GLOBAL – Non-profit organization Oceana has urged the Coca-Cola Company and PepsiCo to enhance their utilization of reusable packaging and decrease the use of single-use plastic.
Oceana analyzed data from the Global Commitment 2023 Progress Report, which was released earlier this week by the Ellen MacArthur Foundation. According to the Break Free From Plastic Brand Audit, the report revealed that the two most polluting brands have significantly increased their plastic usage by hundreds of millions of pounds on a year-over-year basis.
The Coca-Cola Company increased its use of plastic packaging by over 6%, equivalent to over 454 million pounds (206,000 metric tonnes), reaching a reported total of 3.43 million metric tonnes in 2022.
PepsiCo increased its use of plastic packaging by 4%, or over 220 million pounds (100,000 metric tonnes), to a reported total of 2.6 million metric tonnes in 2022.
This increase coincides with additional data in the Ellen MacArthur annual report, which shows that the companies have made only marginal progress towards meeting their pledges to increase the use of recycled content in their plastic packaging and reduce their reliance on virgin plastic packaging.
Both companies reported no progress in increasing the weight of plastic in reusable packaging.
Coca-Cola disclosed that this percentage was only 1.3% in both 2021 and 2022, while Pepsi, for the second consecutive year, did not provide any data for this metric.
The companies have pledged to increase the volume of beverages they sell in reusable packaging by approximately 10 percentage points by 2030.
Coca-Cola, in its latest sustainability report, announced that the percentage of its products sold in reusable containers was 14% in 2022.
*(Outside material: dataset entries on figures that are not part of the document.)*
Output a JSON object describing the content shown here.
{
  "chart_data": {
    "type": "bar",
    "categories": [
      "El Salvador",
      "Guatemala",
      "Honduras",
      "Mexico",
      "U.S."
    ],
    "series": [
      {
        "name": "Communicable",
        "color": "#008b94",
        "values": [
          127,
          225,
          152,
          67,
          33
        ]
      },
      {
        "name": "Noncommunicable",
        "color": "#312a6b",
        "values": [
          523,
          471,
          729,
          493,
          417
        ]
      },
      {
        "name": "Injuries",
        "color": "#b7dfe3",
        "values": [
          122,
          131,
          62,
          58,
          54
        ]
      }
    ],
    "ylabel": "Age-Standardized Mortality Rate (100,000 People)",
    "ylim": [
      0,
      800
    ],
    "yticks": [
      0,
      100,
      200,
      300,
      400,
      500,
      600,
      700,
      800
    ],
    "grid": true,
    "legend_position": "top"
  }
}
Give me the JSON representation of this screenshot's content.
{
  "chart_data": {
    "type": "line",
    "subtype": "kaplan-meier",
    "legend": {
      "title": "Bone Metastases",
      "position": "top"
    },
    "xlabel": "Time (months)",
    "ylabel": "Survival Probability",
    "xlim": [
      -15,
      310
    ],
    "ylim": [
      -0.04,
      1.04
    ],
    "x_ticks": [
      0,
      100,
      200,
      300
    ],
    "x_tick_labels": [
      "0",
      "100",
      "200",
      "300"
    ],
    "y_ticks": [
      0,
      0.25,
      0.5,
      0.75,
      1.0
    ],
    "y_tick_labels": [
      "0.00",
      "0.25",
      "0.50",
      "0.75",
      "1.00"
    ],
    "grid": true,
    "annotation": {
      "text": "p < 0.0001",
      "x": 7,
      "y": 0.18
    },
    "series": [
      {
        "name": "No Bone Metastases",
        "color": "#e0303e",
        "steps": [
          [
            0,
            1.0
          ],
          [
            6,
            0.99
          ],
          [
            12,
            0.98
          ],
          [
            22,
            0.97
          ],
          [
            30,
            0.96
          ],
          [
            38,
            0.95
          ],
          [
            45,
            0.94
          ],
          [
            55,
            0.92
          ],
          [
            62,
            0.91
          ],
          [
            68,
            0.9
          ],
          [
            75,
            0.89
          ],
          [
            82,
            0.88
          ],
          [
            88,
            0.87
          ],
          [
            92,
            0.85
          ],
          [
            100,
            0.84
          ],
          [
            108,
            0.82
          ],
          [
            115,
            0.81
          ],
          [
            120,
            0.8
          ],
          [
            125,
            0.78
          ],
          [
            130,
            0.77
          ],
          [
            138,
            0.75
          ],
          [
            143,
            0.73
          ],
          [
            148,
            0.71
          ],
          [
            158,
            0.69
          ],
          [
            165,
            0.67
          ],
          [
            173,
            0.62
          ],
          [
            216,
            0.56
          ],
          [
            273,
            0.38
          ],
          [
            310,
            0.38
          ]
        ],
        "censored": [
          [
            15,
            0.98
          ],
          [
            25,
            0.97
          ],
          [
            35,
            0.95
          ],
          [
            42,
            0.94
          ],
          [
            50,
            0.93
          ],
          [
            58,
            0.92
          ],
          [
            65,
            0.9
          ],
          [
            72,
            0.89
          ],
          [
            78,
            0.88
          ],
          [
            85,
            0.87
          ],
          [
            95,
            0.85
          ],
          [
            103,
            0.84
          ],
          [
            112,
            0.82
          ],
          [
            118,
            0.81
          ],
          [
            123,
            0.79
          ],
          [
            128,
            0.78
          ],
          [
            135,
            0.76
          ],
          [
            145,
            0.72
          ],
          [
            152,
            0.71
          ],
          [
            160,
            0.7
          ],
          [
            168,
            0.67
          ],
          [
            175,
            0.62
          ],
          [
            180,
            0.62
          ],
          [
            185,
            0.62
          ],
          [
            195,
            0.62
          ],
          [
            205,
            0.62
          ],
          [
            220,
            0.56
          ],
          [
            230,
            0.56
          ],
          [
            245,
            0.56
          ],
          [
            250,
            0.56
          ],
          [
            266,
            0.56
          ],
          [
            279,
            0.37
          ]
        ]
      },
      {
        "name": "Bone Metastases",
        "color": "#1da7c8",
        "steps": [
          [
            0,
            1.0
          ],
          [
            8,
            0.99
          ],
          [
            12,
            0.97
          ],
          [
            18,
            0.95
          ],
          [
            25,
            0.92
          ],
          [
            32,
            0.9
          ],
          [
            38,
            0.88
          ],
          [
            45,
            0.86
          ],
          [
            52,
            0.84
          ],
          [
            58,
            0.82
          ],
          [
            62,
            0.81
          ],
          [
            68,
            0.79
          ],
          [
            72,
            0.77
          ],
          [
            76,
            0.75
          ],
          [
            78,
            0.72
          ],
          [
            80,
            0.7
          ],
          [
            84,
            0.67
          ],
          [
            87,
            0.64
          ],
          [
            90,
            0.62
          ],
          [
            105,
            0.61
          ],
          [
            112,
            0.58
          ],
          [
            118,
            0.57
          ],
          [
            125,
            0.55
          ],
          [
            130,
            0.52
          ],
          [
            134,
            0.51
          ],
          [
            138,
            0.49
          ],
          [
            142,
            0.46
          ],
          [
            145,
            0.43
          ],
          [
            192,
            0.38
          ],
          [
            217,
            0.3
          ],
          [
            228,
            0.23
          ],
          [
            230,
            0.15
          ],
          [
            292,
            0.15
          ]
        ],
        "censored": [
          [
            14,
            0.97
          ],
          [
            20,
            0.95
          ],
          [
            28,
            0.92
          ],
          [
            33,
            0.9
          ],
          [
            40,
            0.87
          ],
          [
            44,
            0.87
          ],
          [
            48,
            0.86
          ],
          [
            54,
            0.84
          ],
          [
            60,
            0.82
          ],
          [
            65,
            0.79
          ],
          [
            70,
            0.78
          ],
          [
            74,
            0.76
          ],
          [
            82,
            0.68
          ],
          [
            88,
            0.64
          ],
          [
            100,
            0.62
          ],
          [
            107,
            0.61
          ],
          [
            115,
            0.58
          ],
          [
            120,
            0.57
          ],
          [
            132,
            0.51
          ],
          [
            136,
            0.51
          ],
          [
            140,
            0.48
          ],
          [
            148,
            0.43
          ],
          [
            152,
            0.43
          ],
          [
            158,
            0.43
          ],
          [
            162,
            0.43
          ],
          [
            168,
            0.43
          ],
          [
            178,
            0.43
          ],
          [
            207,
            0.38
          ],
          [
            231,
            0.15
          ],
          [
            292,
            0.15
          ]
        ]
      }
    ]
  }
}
This represents a decrease of two percentage points from the 16% share that was reported when the company made its commitment to raise the proportion of its products sold in reusable packaging to 25% by 2030.
Oceana estimates, based on the company’s total reported sales volume, that the reported two-percentage-point decline in market share could indicate that Coca-Cola actually produced an additional 5.8 billion 500ml (16.9 US fl) units. We have reduced our use of single-use plastic bottles and cups over the last two years and have switched to reusable packaging.
Policy to help kerb single-use plastic pollution
Meanwhile, Oceana Canada has released a new federal policy roadmap, ‘Breaking the Plastic Cycle’, with an aim to reduce one-third of Canada’s single-use plastic pollution.
The organization claims that Canada can kerb 720,000 tonnes (t) of single-use plastic annually if its government follows Oceana’s advice.
The findings from Oceana’s new report, which focuses on single-use plastic packaging, suggest that despite the increasing population and associated demand, the country can significantly reduce its plastic waste generation by utilizing certain existing national policy tools.
Oceana claims that if its proposed action plan is implemented, it could significantly help the country in limiting its single-use plastic waste by 2026.
As per the guidance of the roadmap, Canada should impose bans on unnecessary and hard-to-recycle items and implement pollution prevention plans for some of its key sectors.
Oceana has identified seven sectors that are major contributors to single-use plastic waste. These sectors include grocery stores, e-commerce, dine-out food services, dine-in food services, beverage bottle producers, polyvinyl chloride or polystyrene producers, and the pallet wrap industry.
Collectively, these sectors generate 41% of the plastic packaging waste in Canada, and the roadmap has specific recommendations for each of these areas.
Grocery stores, for example, generate over 382,430 tonnes of single-use plastics annually. They should be mandated to remove non-recyclable packaging and reintroduce refill systems in order to achieve a 45% reduction in plastic packaging waste by 2040.